恐ろしい犯行、事件の大半は、感情に任せ、悲観に囚われ、その悪循環に陥ってしまった人によるものです。そうなってはいけないことを、佛立仏教は教えています。悲観は感情、楽観は意志。意志を抱き続けることがいかに大事か。 


人間は、条件が揃えば鬼となり、条件が整えば菩薩や仏になり得る。残念ながら条件が揃ってしまえば残虐なことに同調し、それを行い、極悪非道の犯罪者にもなり得る。条件が揃えば不貞を働き、家庭も捨てる。誰でも、そうなり得る。 


感情を捨てる必要はありません。喜びも、悲しみも、怒りや虚しさですら、人間らしさであり、人生そのものに欠かせません。大切なことは感情に任さず、流されないということで、そのために意志を固めておく、なるべく早く思いを定めるということなのです。 

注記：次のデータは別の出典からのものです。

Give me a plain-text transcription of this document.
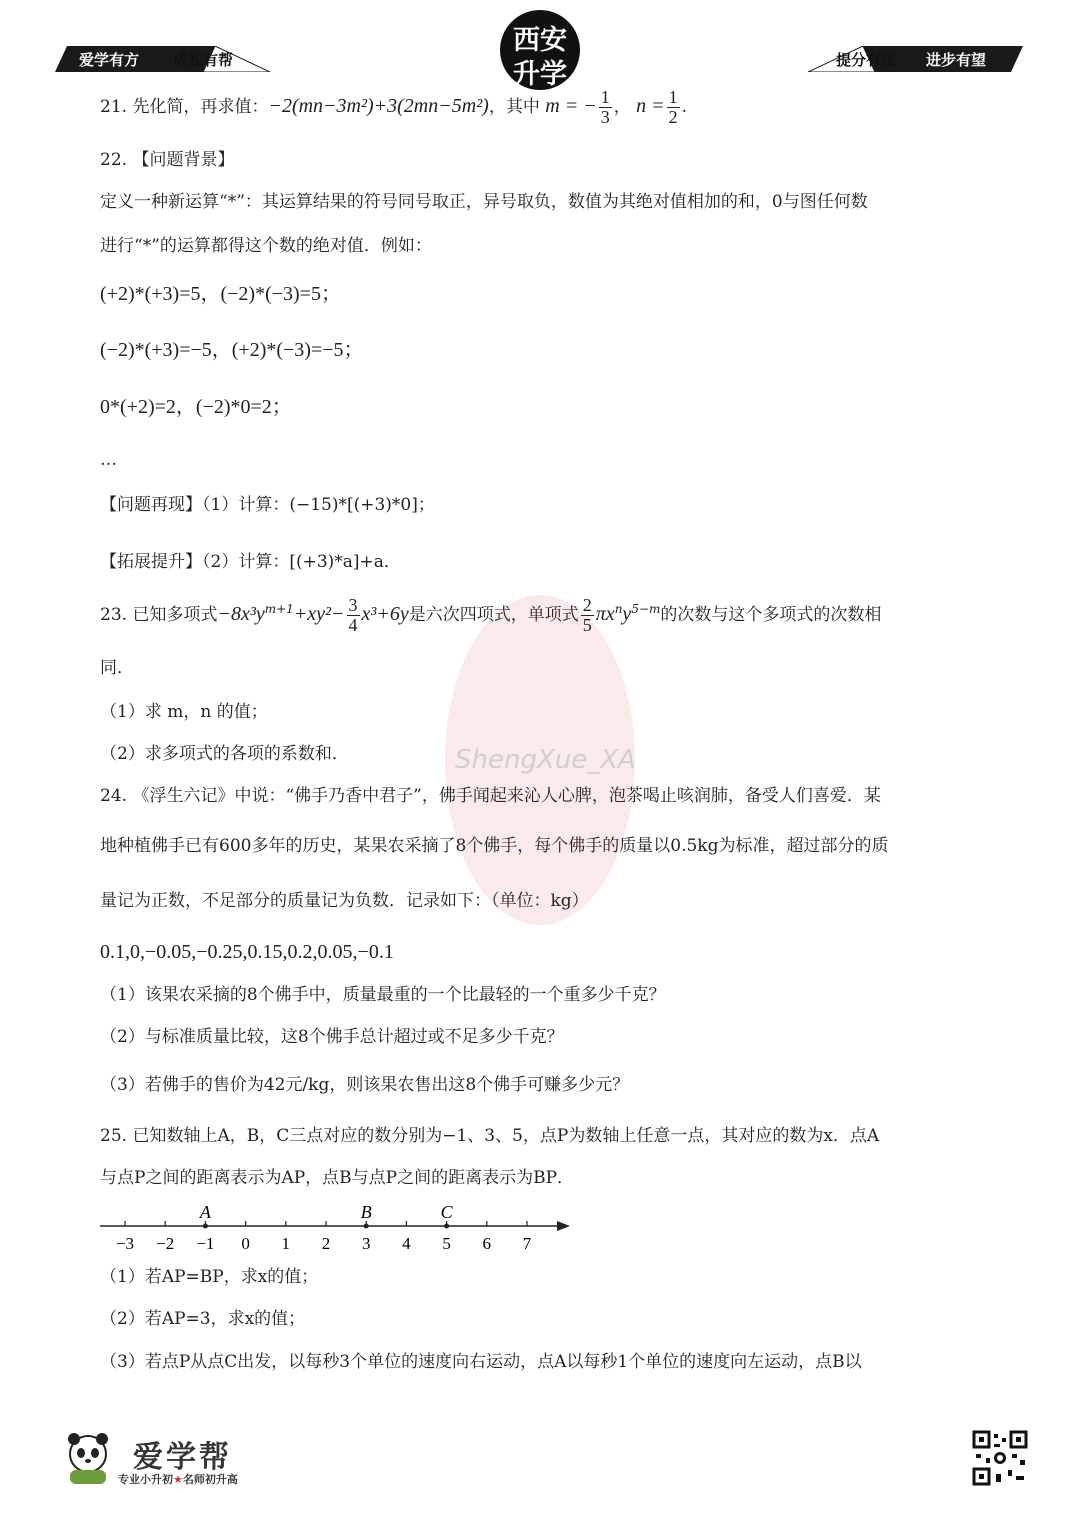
爱学有方 成长有帮
西安
升学	提分有法 进步有望
ShengXue_XA
21. 先化简，再求值：−2(mn−3m²)+3(2mn−5m²)，其中 m = − $\frac{1}{3}$ ， $n = \frac{1}{2}$ .
22. 【问题背景】
定义一种新运算“*”：其运算结果的符号同号取正，异号取负，数值为其绝对值相加的和，0与图任何数
进行“*”的运算都得这个数的绝对值．例如：
(+2)*(+3)=5，(−2)*(−3)=5；
(−2)*(+3)=−5，(+2)*(−3)=−5；
0*(+2)=2，(−2)*0=2；
…
【问题再现】（1）计算：(−15)*[(+3)*0]；
【拓展提升】（2）计算：[(+3)*a]+a．
23. 已知多项式$-8x^3y^{m+1}+xy^2- \frac{3}{4} x^3+6y$是六次四项式，单项式 $\frac{2}{5} \pi x^ny^{5-m}$的次数与这个多项式的次数相
同．
（1）求 m，n 的值；
（2）求多项式的各项的系数和．
24. 《浮生六记》中说：“佛手乃香中君子”，佛手闻起来沁人心脾，泡茶喝止咳润肺，备受人们喜爱．某
地种植佛手已有600多年的历史，某果农采摘了8个佛手，每个佛手的质量以0.5kg为标准，超过部分的质
量记为正数，不足部分的质量记为负数．记录如下：（单位：kg）
0.1,0,−0.05,−0.25,0.15,0.2,0.05,−0.1
（1）该果农采摘的8个佛手中，质量最重的一个比最轻的一个重多少千克？
（2）与标准质量比较，这8个佛手总计超过或不足多少千克？
（3）若佛手的售价为42元/kg，则该果农售出这8个佛手可赚多少元？
25. 已知数轴上A，B，C三点对应的数分别为−1、3、5，点P为数轴上任意一点，其对应的数为x．点A
与点P之间的距离表示为AP，点B与点P之间的距离表示为BP．
−3 −2 −1 0 1 2 3 4 5 6 7
A	B	C
（1）若AP=BP，求x的值；
（2）若AP=3，求x的值；
（3）若点P从点C出发，以每秒3个单位的速度向右运动，点A以每秒1个单位的速度向左运动，点B以
爱学帮
专业小升初★名师初升高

エントロピーの法則とは「物事は放っておくと、乱雑、無秩序、複雑な方向に向かい、自然と元に戻ることはない」というものです。放置された部屋は散らかってゆく一方で何もしなければ整理されることはありません。私たちの心も「意志」を持たず、その力を発揮せずにいたら、無秩序で、複雑な状態に陥ってしまうのです。 


部屋の片付けも意志、その力と言うことが出来るかもしれません。その日の気分に任せているといつまで経っても片付きません。 

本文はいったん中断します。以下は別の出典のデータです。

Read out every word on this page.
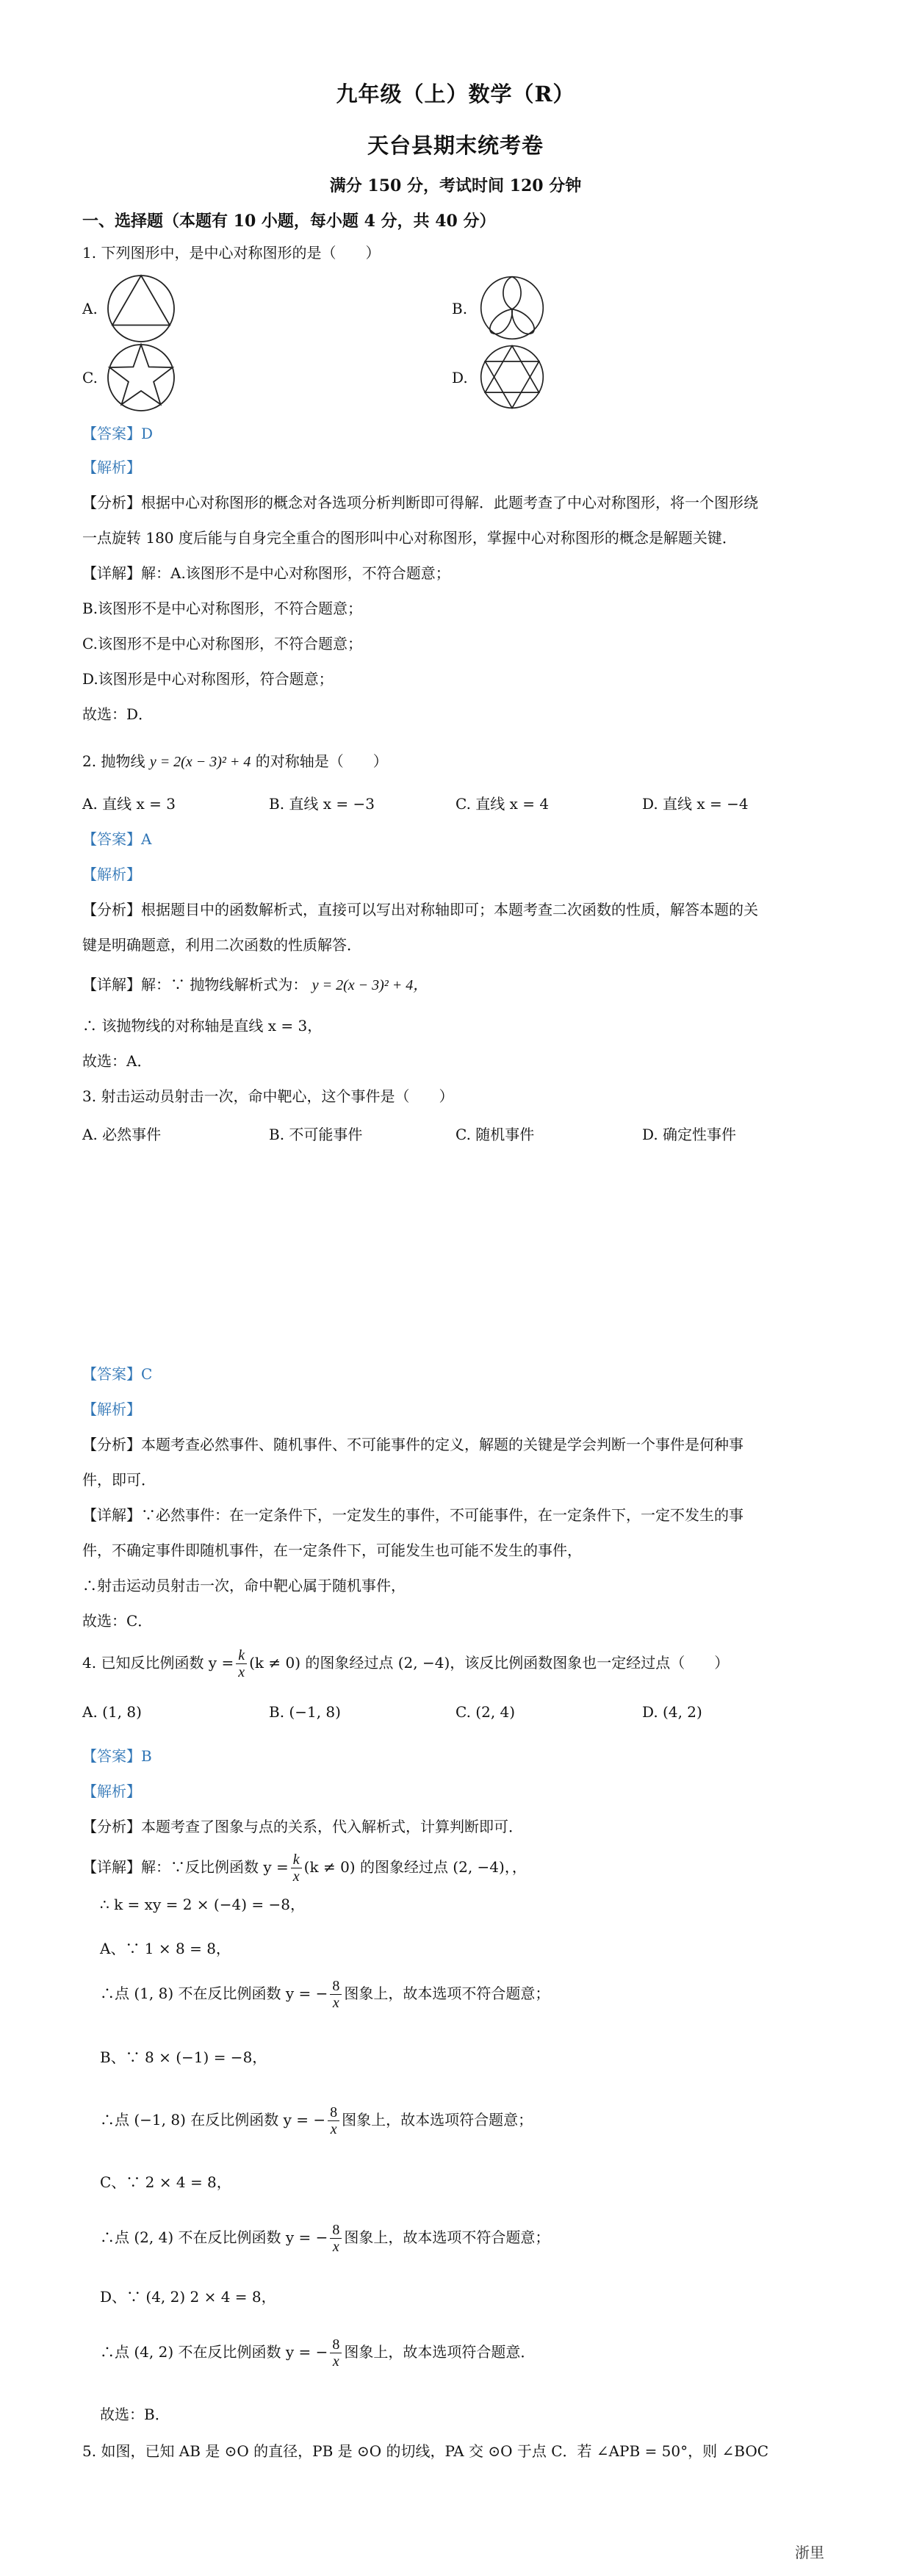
九年级（上）数学（R）
天台县期末统考卷
满分 150 分，考试时间 120 分钟
一、选择题（本题有 10 小题，每小题 4 分，共 40 分）
1. 下列图形中，是中心对称图形的是（　　）
A.	B.
C.	D.
【答案】D
【解析】
【分析】根据中心对称图形的概念对各选项分析判断即可得解．此题考查了中心对称图形，将一个图形绕
一点旋转 180 度后能与自身完全重合的图形叫中心对称图形，掌握中心对称图形的概念是解题关键．
【详解】解：A.该图形不是中心对称图形，不符合题意；
B.该图形不是中心对称图形，不符合题意；
C.该图形不是中心对称图形，不符合题意；
D.该图形是中心对称图形，符合题意；
故选：D．
2. 抛物线 y = 2(x − 3)² + 4 的对称轴是（　　）
A. 直线 x = 3	B. 直线 x = −3	C. 直线 x = 4	D. 直线 x = −4
【答案】A
【解析】
【分析】根据题目中的函数解析式，直接可以写出对称轴即可；本题考查二次函数的性质，解答本题的关
键是明确题意，利用二次函数的性质解答．
【详解】解：∵ 抛物线解析式为： y = 2(x − 3)² + 4，
∴ 该抛物线的对称轴是直线 x = 3，
故选：A．
3. 射击运动员射击一次，命中靶心，这个事件是（　　）
A. 必然事件	B. 不可能事件	C. 随机事件	D. 确定性事件
【答案】C
【解析】
【分析】本题考查必然事件、随机事件、不可能事件的定义，解题的关键是学会判断一个事件是何种事
件，即可．
【详解】∵必然事件：在一定条件下，一定发生的事件，不可能事件，在一定条件下，一定不发生的事
件，不确定事件即随机事件，在一定条件下，可能发生也可能不发生的事件，
∴射击运动员射击一次，命中靶心属于随机事件，
故选：C．
4. 已知反比例函数 $y = \frac{k}{x} (k \ne 0)$ 的图象经过点 (2, −4)，该反比例函数图象也一定经过点（　　）
A. (1, 8)	B. (−1, 8)	C. (2, 4)	D. (4, 2)
【答案】B
【解析】
【分析】本题考查了图象与点的关系，代入解析式，计算判断即可．
【详解】解：∵反比例函数 $y = \frac{k}{x} (k \ne 0)$ 的图象经过点 (2, −4)，，
∴ k = xy = 2 × (−4) = −8，
A、∵ 1 × 8 = 8，
∴点 (1, 8) 不在反比例函数 y = − $\frac{8}{x}$ 图象上，故本选项不符合题意；
B、∵ 8 × (−1) = −8，
∴点 (−1, 8) 在反比例函数 y = − $\frac{8}{x}$ 图象上，故本选项符合题意；
C、∵ 2 × 4 = 8，
∴点 (2, 4) 不在反比例函数 y = − $\frac{8}{x}$ 图象上，故本选项不符合题意；
D、∵ (4, 2) 2 × 4 = 8，
∴点 (4, 2) 不在反比例函数 y = − $\frac{8}{x}$ 图象上，故本选项符合题意．
故选：B．
5. 如图，已知 AB 是 ⊙O 的直径，PB 是 ⊙O 的切线，PA 交 ⊙O 于点 C．若 ∠APB = 50°，则 ∠BOC
浙里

今年一年の抱負や目標は「意志の力」があってこそ達成できます。当たり前のことですが気分や感情に任せていたら達成は不可能です。 


「意志」とは「目標を定めてその達成のために行為を促す自発的な気持ちや思考」という意味です。意志は目標の達成に直結します。 


悲観は感情、楽観は意志。 


今年は高祖日蓮大士ご降誕八百年ご正当年、先住松風院日爽上人御二十三回忌という特別中の特別な年です。何が何でも報恩ご奉公を成就させていただきたいと誓願し、また覚悟しております。 

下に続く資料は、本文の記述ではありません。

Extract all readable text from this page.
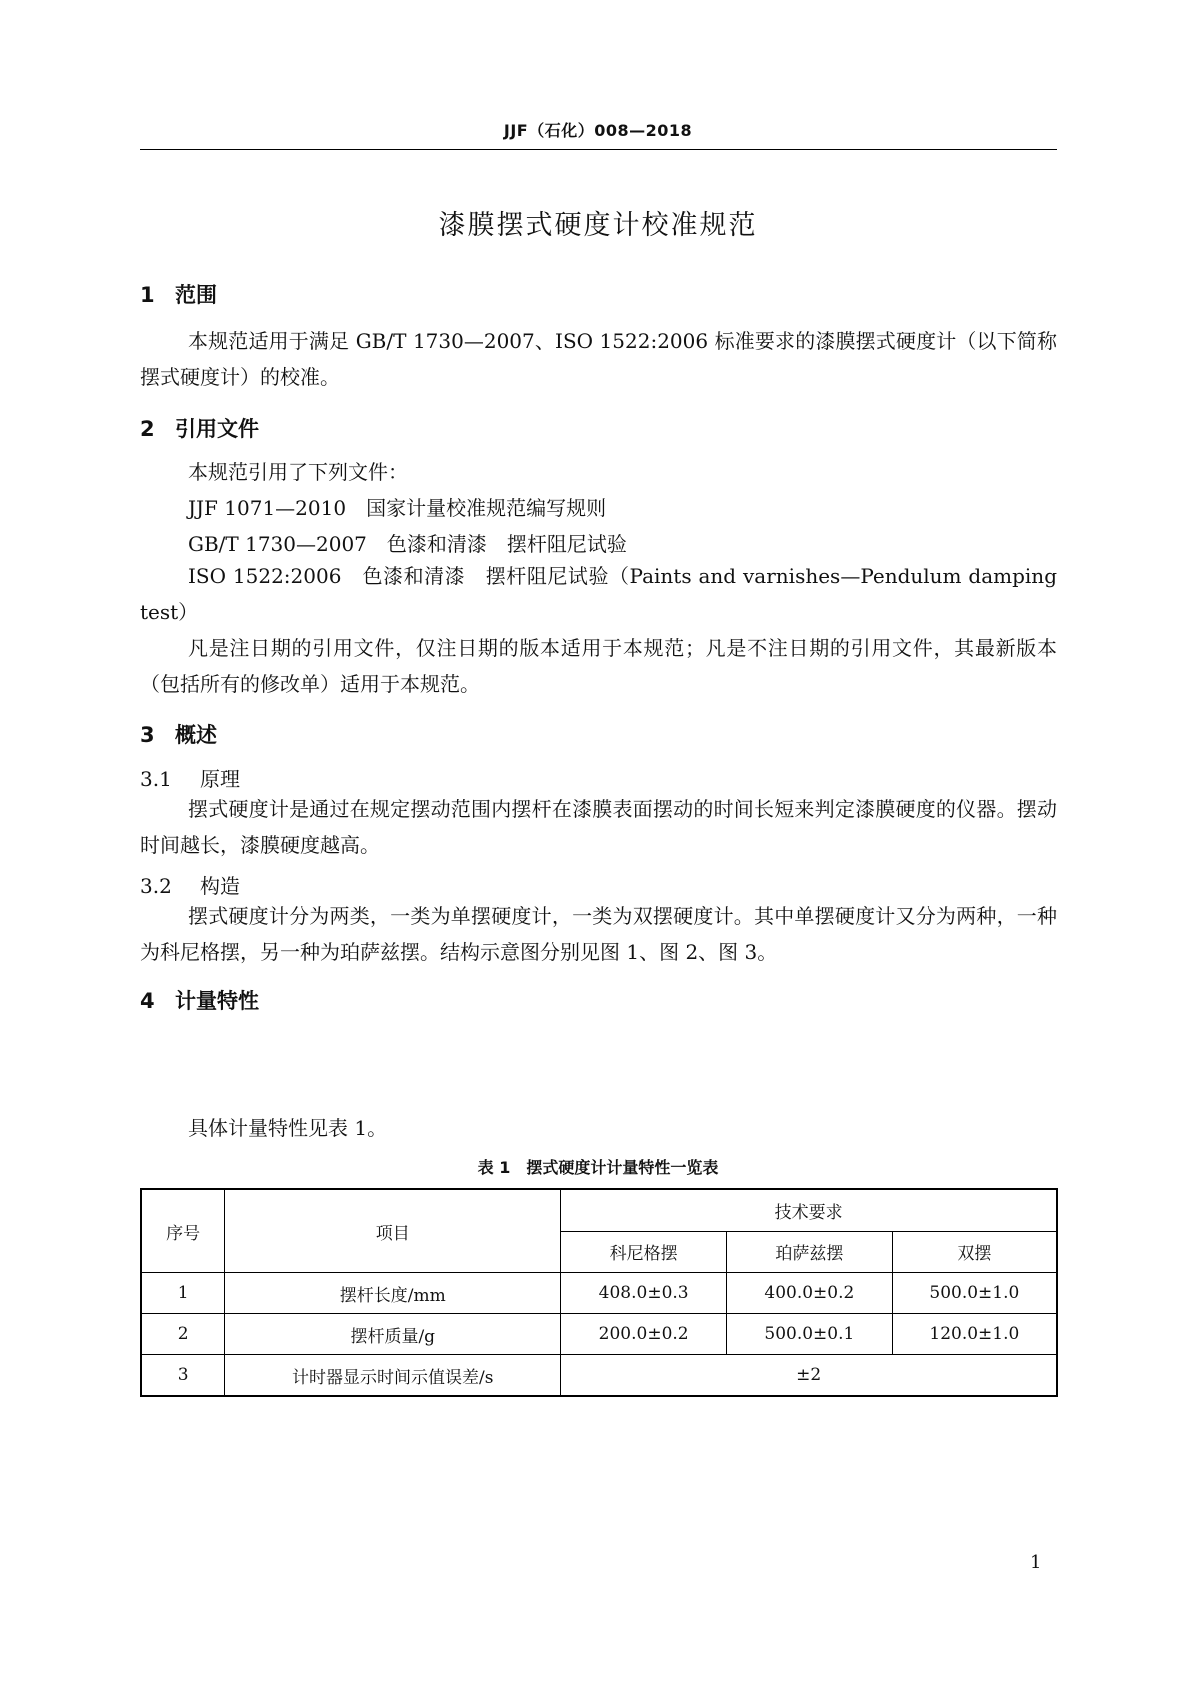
JJF（石化）008—2018
漆膜摆式硬度计校准规范
1 范围
本规范适用于满足 GB/T 1730—2007、ISO 1522:2006 标准要求的漆膜摆式硬度计（以下简称摆式硬度计）的校准。
2 引用文件
本规范引用了下列文件：
JJF 1071—2010　国家计量校准规范编写规则
GB/T 1730—2007　色漆和清漆　摆杆阻尼试验
ISO 1522:2006　色漆和清漆　摆杆阻尼试验（Paints and varnishes—Pendulum damping test）
凡是注日期的引用文件，仅注日期的版本适用于本规范；凡是不注日期的引用文件，其最新版本（包括所有的修改单）适用于本规范。
3 概述
3.1 原理
摆式硬度计是通过在规定摆动范围内摆杆在漆膜表面摆动的时间长短来判定漆膜硬度的仪器。摆动时间越长，漆膜硬度越高。
3.2 构造
摆式硬度计分为两类，一类为单摆硬度计，一类为双摆硬度计。其中单摆硬度计又分为两种，一种为科尼格摆，另一种为珀萨兹摆。结构示意图分别见图 1、图 2、图 3。
4 计量特性
具体计量特性见表 1。
表 1　摆式硬度计计量特性一览表
序号	项目	技术要求		
		科尼格摆	珀萨兹摆	双摆
1	摆杆长度/mm	408.0±0.3	400.0±0.2	500.0±1.0
2	摆杆质量/g	200.0±0.2	500.0±0.1	120.0±1.0
3	计时器显示时间示值误差/s	±2		
1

先住ほどカッコいい人に会ったことがありません。魅力に溢れていて、器が大きくて、男気があり、虚勢を嫌い、表と裏のある人間を嫌い、若者たちに台風の目になれ、もっと暴れろと言い放ち、頭でっかちの大人を笑い飛ばし、明るく、楽しく、いつも朗々と、私たちを育ててくださいました。もちろん、先住を知らない方々も増えてきたと思いますが、私の全ては先住のプロデュースによって出来ており、妙深寺の全ては先住が命を削って築き上げられたものです。 


先住に喜んでいただけるように、今年も粉骨砕身、全身全霊、東奔西走、七転八倒、八面六臂、身命をなげうって、ご奉公させていただきます。 


仏教の中の仏教、真実の教えを、一人でも多くの方々に届けたい。あらゆる機会を通じて伝えたい。 


残念なことに、この人間界こそ無秩序な状態に陥りつつあります。欲望に任せて、欲望を軸に社会を成り立たせてきたのですから仕方がありません。 


地球上に七九億人が暮らす中、世界中の富の大半、十三兆ドル(約一四九〇兆円)超を二七五〇人が独占。日本では不登校の小中学生、自殺した児童生徒が過去最多。すでに世界は壊れています。狂っている。 


この壊れた世界を生き抜いて、そこに生まれてきた甲斐を、そこで生きる甲斐を、自分も、天も、感じて欲しい。世の中も、人生も、面倒だけど、捨てたものではない。よく見れば世界は美しく、奇跡に溢れています。みんなに伝えたい。 


理不尽なことばかり、無責任なことばかり、不都合なことばかりが起きそうな世界。何が起きても不思議ではない。歪んだ心や壊れた心がこすれ合って軋んでいます。巻き込まれることを前提に覚悟を決めるべきでしょう。 


悲観は感情、楽観は意志。今生人界の目標を立てて、生き切る。浮沈の激しい一喜一憂から永遠の喜びへと変わる日々、変わる人生。 深く息を吸って、気のいい仲間と、大いに笑って、大いに楽しんで、この特別な年を、むちゃくちゃに、前向きに、進んでゆきましょう!